While the basic concept is not new, the falling cost of electricity from offshore wind turbines has only recently made it an economically viable proposition. "We've managed to bring down the electricity prices, that's what makes this really interesting. Ten years ago, this was way off," Poul Skjærbæk, chief innovation and product officer at Siemens Gamesa, said in a Jan. 15 interview.

But despite the improving economics, the engineer is not expecting a miracle. Scaling the technology will still take years.

"I still think that there is a little bit of a hydrogen hype around at the moment and I'm not sure everyone has completely understood all of the things that need to be done to make this happen," Skjærbæk said.

Still, the hype is good news for Siemens Gamesa, he added: "In some markets we are reaching the saturation point for injecting more wind energy."
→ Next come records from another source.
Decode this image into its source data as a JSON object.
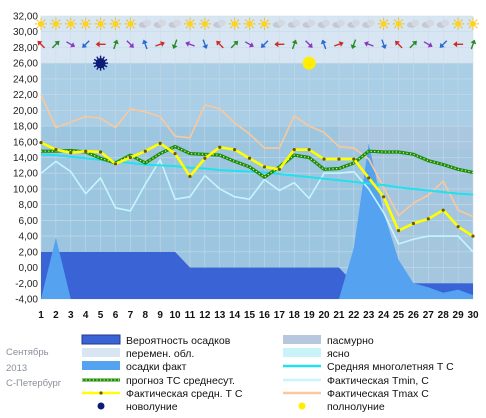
{
  "side_caption": {
    "month": "Сентябрь",
    "year": "2013",
    "city": "С-Петербург"
  },
  "colors": {
    "panel": "#9cc6e0",
    "clouds_light": "#d7e6f2",
    "precip_prob": "#3a64d6",
    "precip_fact": "#55a2f0",
    "overcast": "#b6c7de",
    "clear": "#c8f3f8",
    "mean_longterm": "#22e0ee",
    "forecast": "#1c8a14",
    "fact_mean": "#ffff00",
    "fact_min": "#c4f6ff",
    "fact_max": "#f9c89c",
    "new_moon": "#0d1a78",
    "full_moon": "#ffee00"
  },
  "chart_data": {
    "type": "line",
    "x": [
      1,
      2,
      3,
      4,
      5,
      6,
      7,
      8,
      9,
      10,
      11,
      12,
      13,
      14,
      15,
      16,
      17,
      18,
      19,
      20,
      21,
      22,
      23,
      24,
      25,
      26,
      27,
      28,
      29,
      30
    ],
    "ylim": [
      -4,
      32
    ],
    "yticks": [
      "-4,00",
      "-2,00",
      "0,00",
      "2,00",
      "4,00",
      "6,00",
      "8,00",
      "10,00",
      "12,00",
      "14,00",
      "16,00",
      "18,00",
      "20,00",
      "22,00",
      "24,00",
      "26,00",
      "28,00",
      "30,00",
      "32,00"
    ],
    "series": [
      {
        "name": "Вероятность осадков",
        "kind": "area",
        "values": [
          2,
          2,
          2,
          2,
          2,
          2,
          2,
          2,
          2,
          2,
          0,
          0,
          0,
          0,
          0,
          0,
          0,
          0,
          0,
          0,
          0,
          -2,
          -2,
          -2,
          -2,
          -2,
          -2,
          -2,
          -2,
          -2
        ]
      },
      {
        "name": "осадки факт",
        "kind": "area",
        "values": [
          -4,
          3.8,
          -4,
          -4,
          -4,
          -4,
          -4,
          -4,
          -4,
          -4,
          -4,
          -4,
          -4,
          -4,
          -4,
          -4,
          -4,
          -4,
          -4,
          -4,
          -4,
          2.5,
          15.8,
          7,
          1,
          -2,
          -2.5,
          -3.2,
          -2.8,
          -3.5
        ]
      },
      {
        "name": "Средняя многолетняя Т С",
        "values": [
          14.4,
          14.3,
          14.1,
          13.9,
          13.7,
          13.5,
          13.3,
          13.1,
          13.0,
          12.9,
          12.7,
          12.6,
          12.4,
          12.3,
          12.2,
          12.1,
          11.9,
          11.7,
          11.5,
          11.3,
          11.1,
          10.9,
          10.7,
          10.5,
          10.2,
          10.0,
          9.8,
          9.6,
          9.4,
          9.3
        ]
      },
      {
        "name": "прогноз ТС среднесут.",
        "values": [
          14.8,
          14.8,
          14.9,
          14.7,
          13.9,
          13.3,
          14.3,
          13.3,
          14.5,
          15.4,
          14.5,
          14.4,
          14.3,
          13.5,
          12.8,
          11.5,
          12.8,
          14.3,
          14.0,
          12.5,
          12.6,
          13.3,
          14.8,
          14.7,
          14.7,
          14.4,
          13.6,
          13.1,
          12.5,
          12.1
        ]
      },
      {
        "name": "Фактическая средн. Т С",
        "values": [
          15.9,
          15.0,
          14.6,
          14.8,
          14.7,
          13.2,
          14.0,
          14.8,
          15.8,
          14.5,
          11.6,
          13.9,
          15.3,
          15.0,
          13.9,
          12.8,
          12.5,
          15.0,
          15.0,
          13.8,
          13.8,
          13.8,
          11.4,
          9.0,
          4.7,
          5.6,
          6.2,
          7.3,
          5.2,
          4.0
        ]
      },
      {
        "name": "Фактическая Tmin, С",
        "values": [
          12.0,
          13.5,
          12.2,
          9.4,
          11.4,
          7.6,
          7.2,
          10.6,
          13.7,
          8.7,
          9.0,
          11.7,
          10.0,
          9.0,
          8.7,
          11.2,
          9.8,
          10.8,
          8.8,
          12.0,
          12.0,
          12.2,
          10.0,
          7.0,
          3.0,
          3.6,
          4.0,
          4.0,
          4.0,
          2.0
        ]
      },
      {
        "name": "Фактическая Tmax, С",
        "values": [
          22.0,
          17.8,
          18.5,
          19.2,
          19.0,
          17.8,
          20.2,
          19.8,
          19.2,
          16.7,
          16.5,
          20.7,
          20.2,
          18.4,
          17.0,
          15.2,
          15.2,
          19.3,
          18.0,
          17.2,
          15.4,
          15.2,
          13.8,
          10.2,
          6.6,
          8.2,
          9.2,
          11.0,
          7.3,
          6.5
        ]
      }
    ],
    "moon_phases": [
      {
        "name": "новолуние",
        "day": 5
      },
      {
        "name": "полнолуние",
        "day": 19
      }
    ],
    "legend": [
      {
        "label": "Вероятность осадков"
      },
      {
        "label": "пасмурно"
      },
      {
        "label": "перемен. обл."
      },
      {
        "label": "ясно"
      },
      {
        "label": "осадки факт"
      },
      {
        "label": "Средняя многолетняя Т С"
      },
      {
        "label": "прогноз ТС среднесут."
      },
      {
        "label": "Фактическая Tmin, С"
      },
      {
        "label": "Фактическая средн. Т С"
      },
      {
        "label": "Фактическая Tmax C"
      },
      {
        "label": "новолуние"
      },
      {
        "label": "полнолуние"
      }
    ],
    "grid": true
  }
}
Europe has set an ambitious target to produce 40 GW of green hydrogen by the end of the decade, some which will be made offshore. While wind turbines have ballooned in capacity over the past 20 years through fierce competition, Skjærbæk anticipates an uphill struggle scaling up electrolyzer technology. "I think it's doable it's about investments, it's about getting it industrialized," he said.
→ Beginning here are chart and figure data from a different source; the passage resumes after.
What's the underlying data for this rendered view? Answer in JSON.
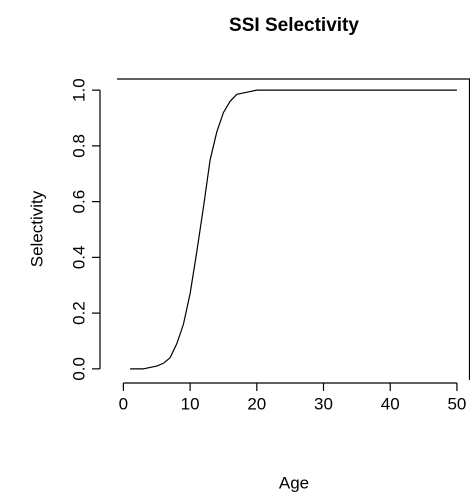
{
  "chart_data": {
    "type": "line",
    "title": "SSI Selectivity",
    "x_label": "Age",
    "y_label": "Selectivity",
    "x": [
      1,
      2,
      3,
      4,
      5,
      6,
      7,
      8,
      9,
      10,
      11,
      12,
      13,
      14,
      15,
      16,
      17,
      18,
      19,
      20,
      21,
      22,
      23,
      24,
      25,
      26,
      27,
      28,
      29,
      30,
      31,
      32,
      33,
      34,
      35,
      36,
      37,
      38,
      39,
      40,
      41,
      42,
      43,
      44,
      45,
      46,
      47,
      48,
      49,
      50
    ],
    "series": [
      {
        "name": "Selectivity",
        "color": "#000000",
        "values": [
          0,
          0,
          0,
          0.005,
          0.01,
          0.02,
          0.04,
          0.09,
          0.16,
          0.27,
          0.42,
          0.58,
          0.75,
          0.85,
          0.92,
          0.96,
          0.985,
          0.99,
          0.995,
          1,
          1,
          1,
          1,
          1,
          1,
          1,
          1,
          1,
          1,
          1,
          1,
          1,
          1,
          1,
          1,
          1,
          1,
          1,
          1,
          1,
          1,
          1,
          1,
          1,
          1,
          1,
          1,
          1,
          1,
          1
        ]
      }
    ],
    "xlim": [
      -0.96,
      51.96
    ],
    "ylim": [
      -0.04,
      1.04
    ],
    "xticks": [
      0,
      10,
      20,
      30,
      40,
      50
    ],
    "yticks": [
      {
        "value": 0,
        "label": "0.0"
      },
      {
        "value": 0.2,
        "label": "0.2"
      },
      {
        "value": 0.4,
        "label": "0.4"
      },
      {
        "value": 0.6,
        "label": "0.6"
      },
      {
        "value": 0.8,
        "label": "0.8"
      },
      {
        "value": 1,
        "label": "1.0"
      }
    ],
    "grid": false
  }
}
To have a shot at scaling the concept to a reliable level by the end of the decade, money and brain-power need to be deployed now. "Now is the time to act. ... We see a market for the second half of the [2020s]," he said.

For now, Siemens Gamesa and Siemens Energy are grappling with developing a functioning, reliable prototype. The companies plan to build the first 100-MW to 400-MW projects by 2028.

"If we do our homework right, they should be profitable," Skjærbæk said. The companies, like many players in Europe's utility space, have pledged millions for the development of green hydrogen projects, but government incentives will be essential to unlock the billions needed, he added.

The profitability of green hydrogen projects will depend importantly on the value a future market will assign to zero-carbon molecules. The European Commission has tasked a cross-industry panel to come up with a market design, and a system tracing the carbon footprint of the fuel is expected to be introduced to incentivize the use of green hydrogen.

"If you buy Russian gas and crack it you can make gray hydrogen at €1 [per kg]. We are for sure not there yet," Skjærbæk said. "But there is also a price tag on the environmental side."